第3話 飛び石作戦
機巧暦2139年12月・ドイツ帝国キール
「これからどうしますか?」
「そんな事決まっているしょ? ブレーメン攻略に手を出すんだろ。なぁドルシア中将」
「言葉遣いには気をつけない。私はこれでも中将なのよ」
「こ、これは失礼・・・・・・・」
久遠柚希を倒したドルシアはキール軍港に戻ると部下らを集めて以後の行動計画を練るために会食を開いた。

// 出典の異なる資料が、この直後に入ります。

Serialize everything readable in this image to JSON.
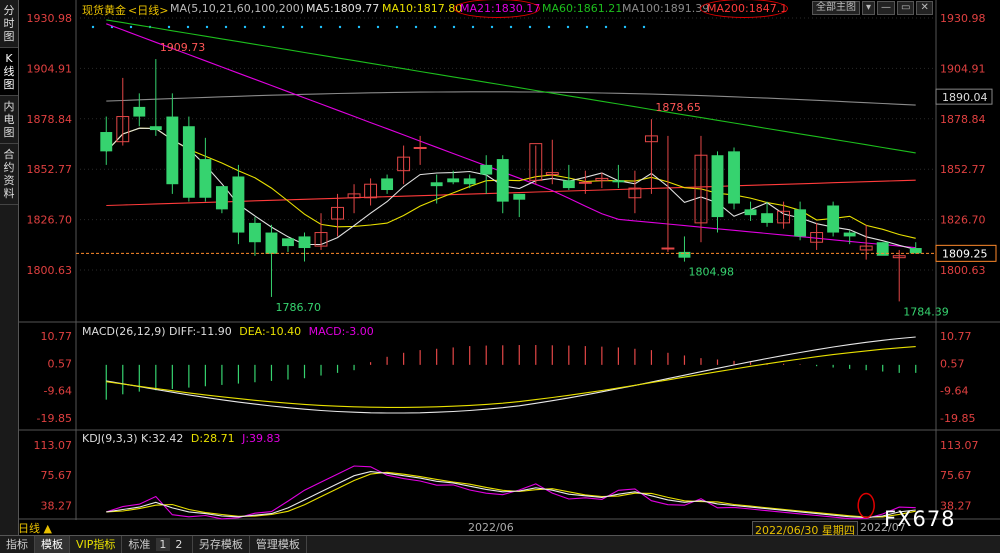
{
  "app": {
    "instrument": "现货黄金",
    "period_tag": "<日线>",
    "period_label": "日线"
  },
  "sidebar": {
    "tabs": [
      "分时图",
      "K线图",
      "内电图",
      "合约资料"
    ]
  },
  "header": {
    "ma_params": "MA(5,10,21,60,100,200)",
    "ma5": "MA5:1809.77",
    "ma10": "MA10:1817.80",
    "ma21": "MA21:1830.17",
    "ma60": "MA60:1861.21",
    "ma100": "MA100:1891.39",
    "ma200": "MA200:1847.1",
    "control_label": "全部主图"
  },
  "colors": {
    "up": "#36d36f",
    "down": "#e44747",
    "ma5": "#e0e0e0",
    "ma10": "#e8e000",
    "ma21": "#e000e0",
    "ma60": "#1dbe1d",
    "ma100": "#8a8a8a",
    "ma200": "#ff3b3b",
    "price_line": "#ff8a2b"
  },
  "price_axis": {
    "ticks": [
      "1930.98",
      "1904.91",
      "1878.84",
      "1852.77",
      "1826.70",
      "1800.63"
    ],
    "current": "1809.25",
    "ma100_tag": "1890.04"
  },
  "annotations": {
    "high1": "1909.73",
    "low1": "1786.70",
    "high2": "1878.65",
    "low2": "1804.98",
    "low3": "1784.39"
  },
  "macd": {
    "label": "MACD(26,12,9)",
    "diff": "DIFF:-11.90",
    "dea": "DEA:-10.40",
    "macd": "MACD:-3.00",
    "ticks": [
      "10.77",
      "0.57",
      "-9.64",
      "-19.85"
    ]
  },
  "kdj": {
    "label": "KDJ(9,3,3)",
    "k": "K:32.42",
    "d": "D:28.71",
    "j": "J:39.83",
    "ticks": [
      "113.07",
      "75.67",
      "38.27"
    ]
  },
  "date_axis": {
    "month_label": "2022/06",
    "cursor_date": "2022/06/30 星期四",
    "next_label": "2022/07"
  },
  "bottom_tabs": {
    "t1": "指标",
    "t2": "模板",
    "t3": "VIP指标",
    "t4": "标准",
    "p1": "1",
    "p2": "2",
    "t5": "另存模板",
    "t6": "管理模板"
  },
  "watermark": "FX678",
  "chart_data": {
    "type": "candlestick",
    "ohlc": [
      [
        1872,
        1880,
        1855,
        1862
      ],
      [
        1867,
        1900,
        1865,
        1880
      ],
      [
        1885,
        1892,
        1875,
        1880
      ],
      [
        1875,
        1909.73,
        1870,
        1873
      ],
      [
        1880,
        1892,
        1840,
        1845
      ],
      [
        1875,
        1880,
        1836,
        1838
      ],
      [
        1858,
        1869,
        1836,
        1838
      ],
      [
        1844,
        1844,
        1830,
        1832
      ],
      [
        1849,
        1855,
        1814,
        1820
      ],
      [
        1825,
        1828,
        1808,
        1815
      ],
      [
        1820,
        1824,
        1786.7,
        1809
      ],
      [
        1817,
        1817,
        1810,
        1813
      ],
      [
        1818,
        1820,
        1805,
        1812
      ],
      [
        1813,
        1830,
        1811,
        1820
      ],
      [
        1827,
        1840,
        1818,
        1833
      ],
      [
        1838,
        1845,
        1830,
        1840
      ],
      [
        1838,
        1848,
        1834,
        1845
      ],
      [
        1848,
        1850,
        1840,
        1842
      ],
      [
        1852,
        1865,
        1845,
        1859
      ],
      [
        1864,
        1870,
        1855,
        1864
      ],
      [
        1846,
        1850,
        1835,
        1844
      ],
      [
        1848,
        1852,
        1845,
        1846
      ],
      [
        1848,
        1850,
        1843,
        1845
      ],
      [
        1855,
        1860,
        1840,
        1850
      ],
      [
        1858,
        1860,
        1830,
        1836
      ],
      [
        1840,
        1840,
        1828,
        1837
      ],
      [
        1847,
        1865,
        1845,
        1866
      ],
      [
        1850,
        1868,
        1845,
        1851
      ],
      [
        1847,
        1855,
        1842,
        1843
      ],
      [
        1846,
        1852,
        1840,
        1846
      ],
      [
        1847,
        1851,
        1843,
        1848
      ],
      [
        1847,
        1855,
        1843,
        1846
      ],
      [
        1838,
        1852,
        1830,
        1843
      ],
      [
        1867,
        1878.65,
        1840,
        1870
      ],
      [
        1812,
        1870,
        1810,
        1812
      ],
      [
        1810,
        1818,
        1804.98,
        1807
      ],
      [
        1825,
        1870,
        1815,
        1860
      ],
      [
        1860,
        1862,
        1820,
        1828
      ],
      [
        1862,
        1864,
        1832,
        1835
      ],
      [
        1832,
        1836,
        1826,
        1829
      ],
      [
        1830,
        1836,
        1823,
        1825
      ],
      [
        1825,
        1836,
        1822,
        1831
      ],
      [
        1832,
        1836,
        1816,
        1818
      ],
      [
        1815,
        1825,
        1811,
        1820
      ],
      [
        1834,
        1836,
        1818,
        1820
      ],
      [
        1820,
        1821,
        1814,
        1818
      ],
      [
        1811,
        1824,
        1806,
        1813
      ],
      [
        1815,
        1815,
        1809,
        1808
      ],
      [
        1807,
        1811,
        1784.39,
        1808
      ],
      [
        1812,
        1815,
        1809,
        1809.25
      ]
    ],
    "ylim": [
      1784.39,
      1930.98
    ],
    "macd_hist": [
      -13,
      -11,
      -10,
      -9.5,
      -9,
      -8.5,
      -8,
      -7.5,
      -7,
      -6.5,
      -6,
      -5.5,
      -5,
      -4,
      -3,
      -2,
      1,
      3,
      4.5,
      5.5,
      6,
      6.5,
      7,
      7.2,
      7.3,
      7.4,
      7.4,
      7.3,
      7.2,
      7,
      6.8,
      6.5,
      6,
      5.5,
      4.5,
      3.5,
      2.5,
      2,
      1.5,
      1,
      0.6,
      0.4,
      0.2,
      -0.5,
      -1,
      -1.5,
      -2,
      -2.5,
      -3,
      -3
    ],
    "kdj_k": [
      30,
      33,
      36,
      42,
      35,
      30,
      28,
      25,
      24,
      26,
      28,
      35,
      45,
      55,
      65,
      75,
      80,
      78,
      75,
      72,
      68,
      66,
      62,
      58,
      55,
      56,
      60,
      57,
      52,
      50,
      48,
      52,
      55,
      50,
      45,
      42,
      44,
      40,
      38,
      36,
      34,
      32,
      30,
      28,
      26,
      24,
      23,
      25,
      30,
      32.42
    ]
  }
}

「ブレーメン攻略はやらないわ。主要拠点は守りも堅いだろうし、私の部隊も限りがある。ブレーメン攻略に気を取られて帝国本隊の攻撃を受けては元も子もないわ☆」
「ブレーメンや西プロイセンを無視した場合、背後を突かれますぞ」
「東プロイセンとベルリンからの補給を遮断すればいいと思うのよね~ 補給さえなければ西プロイセンやブレーメンの連中も弱りきると思うわ」
「なるほど」
「私らが目指すのはあくまで帝都なのよ。他の都市に気を取られてはベルリン攻略なんか不可能なの」
ドルシアはそう言うとパンと肉を口に運んだ。
「・・・・・・・・言われることは分かりますが、ベルリン攻略中に他の都市から援軍が来ては困るんだが」
「・・・・・・・・確かに」
「そ、そこはキチンと考えているから安心しなさい。敵の防御が手薄な都市を断続的に攻撃するのよ。これを大規模かつ広範囲にやるの。さらに高速戦車部隊で補給線を寸断。ご飯が無けれぱ戦争なんか出来ないでしょう」
「線を点にしてしまおうってことですか・・・・・・・」
「そう。各地の都市を孤立化させてしまえば帝都に援軍なんか送れないでしょうね☆」
ドルシアは嬉しそうに話す。
「3か月もあればベルリンを攻略出来るかもしれませんね」
「1か月でベルリンを落とすわよ。オーストリア=ハンガリー帝国は革命騒ぎが起き、イタリア王国と未回収の領土を巡って戦争となり、オスマン帝国は新興国の大日本帝国・欧州本部と戦争という状況。ドイツ帝国は経済支援の無い状況で戦うのよ。それに比べて私たちは植民地からの支援やロシア=ソビエト連邦からの支援もあるわ。1か月でやれるわよ。それに帝国軍は補給線が脆弱と見てるのよ」
「?」
「・・・・・・・・・補給が弱点だと?」
「ドイツ=フランス戦争で帝国軍はモンスやルーアンで膠着状態になったのは補給の問題があったからよ。補給さえしっかりしていれば数だけで装備も士気も脆弱なフランス軍は壊滅していたはずなのよ。補給が伸びきり作戦が詰んでたのよ帝国軍は」
「な、なるほど・・・・・・・・」
「補給さえ壊滅させれば簡単よ。補給分断戦こと蛙飛び作戦で奴らの息の根を止めるわよ」
「わ、分かりました」
ドルシアはそう言うと冷めたステーキを平らげワインを一気飲みした。